Por su parte, Clavijo ha insistido en que no autorizaría el fondeo para “no ser cómplice de algo que pone en peligro la seguridad sanitaria”, denunciando además la falta de información y garantías por parte del Ejecutivo central.

El Gobierno defiende la operación como un deber internacional

El presidente del Gobierno, Pedro Sánchez, ha respaldado la decisión de acoger el crucero tras reunirse con el director general de la Organización Mundial de la Salud, Tedros Adhanom Ghebreyesus.

Sánchez ha afirmado que permitir la llegada del buque responde a un “deber moral y legal”, insistiendo en que España debe actuar conforme al derecho internacional y la cooperación sanitaria global.

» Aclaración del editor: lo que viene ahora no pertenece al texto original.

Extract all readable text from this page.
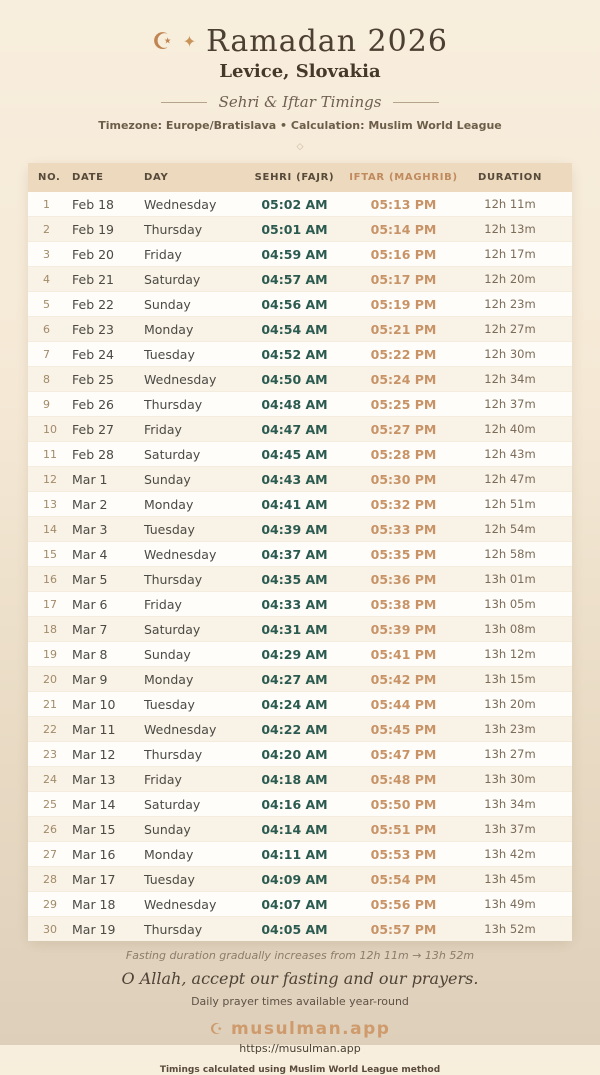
☪ ✦ Ramadan 2026
Levice, Slovakia
Sehri & Iftar Timings
Timezone: Europe/Bratislava • Calculation: Muslim World League
◇
NO.	DATE	DAY	SEHRI (FAJR)	IFTAR (MAGHRIB)	DURATION
1	Feb 18	Wednesday	05:02 AM	05:13 PM	12h 11m
2	Feb 19	Thursday	05:01 AM	05:14 PM	12h 13m
3	Feb 20	Friday	04:59 AM	05:16 PM	12h 17m
4	Feb 21	Saturday	04:57 AM	05:17 PM	12h 20m
5	Feb 22	Sunday	04:56 AM	05:19 PM	12h 23m
6	Feb 23	Monday	04:54 AM	05:21 PM	12h 27m
7	Feb 24	Tuesday	04:52 AM	05:22 PM	12h 30m
8	Feb 25	Wednesday	04:50 AM	05:24 PM	12h 34m
9	Feb 26	Thursday	04:48 AM	05:25 PM	12h 37m
10	Feb 27	Friday	04:47 AM	05:27 PM	12h 40m
11	Feb 28	Saturday	04:45 AM	05:28 PM	12h 43m
12	Mar 1	Sunday	04:43 AM	05:30 PM	12h 47m
13	Mar 2	Monday	04:41 AM	05:32 PM	12h 51m
14	Mar 3	Tuesday	04:39 AM	05:33 PM	12h 54m
15	Mar 4	Wednesday	04:37 AM	05:35 PM	12h 58m
16	Mar 5	Thursday	04:35 AM	05:36 PM	13h 01m
17	Mar 6	Friday	04:33 AM	05:38 PM	13h 05m
18	Mar 7	Saturday	04:31 AM	05:39 PM	13h 08m
19	Mar 8	Sunday	04:29 AM	05:41 PM	13h 12m
20	Mar 9	Monday	04:27 AM	05:42 PM	13h 15m
21	Mar 10	Tuesday	04:24 AM	05:44 PM	13h 20m
22	Mar 11	Wednesday	04:22 AM	05:45 PM	13h 23m
23	Mar 12	Thursday	04:20 AM	05:47 PM	13h 27m
24	Mar 13	Friday	04:18 AM	05:48 PM	13h 30m
25	Mar 14	Saturday	04:16 AM	05:50 PM	13h 34m
26	Mar 15	Sunday	04:14 AM	05:51 PM	13h 37m
27	Mar 16	Monday	04:11 AM	05:53 PM	13h 42m
28	Mar 17	Tuesday	04:09 AM	05:54 PM	13h 45m
29	Mar 18	Wednesday	04:07 AM	05:56 PM	13h 49m
30	Mar 19	Thursday	04:05 AM	05:57 PM	13h 52m
Fasting duration gradually increases from 12h 11m → 13h 52m
O Allah, accept our fasting and our prayers.
Daily prayer times available year-round
☪ musulman.app
https://musulman.app
Timings calculated using Muslim World League method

En la misma línea, Tedros ha señalado que el riesgo para la salud pública es bajo y que el plan diseñado es “cuidadoso y detallado”, garantizando que no habrá contacto entre los pasajeros y la población local.

Un operativo bajo máxima vigilancia sanitaria

El dispositivo desplegado en Tenerife incluye un seguimiento exhaustivo de todos los procedimientos, desde el desembarco hasta la repatriación, con el objetivo de evitar cualquier riesgo de propagación.

La operación se mantiene bajo estrictos protocolos de seguridad y vigilancia epidemiológica, en una intervención que combina emergencia sanitaria, logística internacional y una creciente tensión política en torno a su gestión.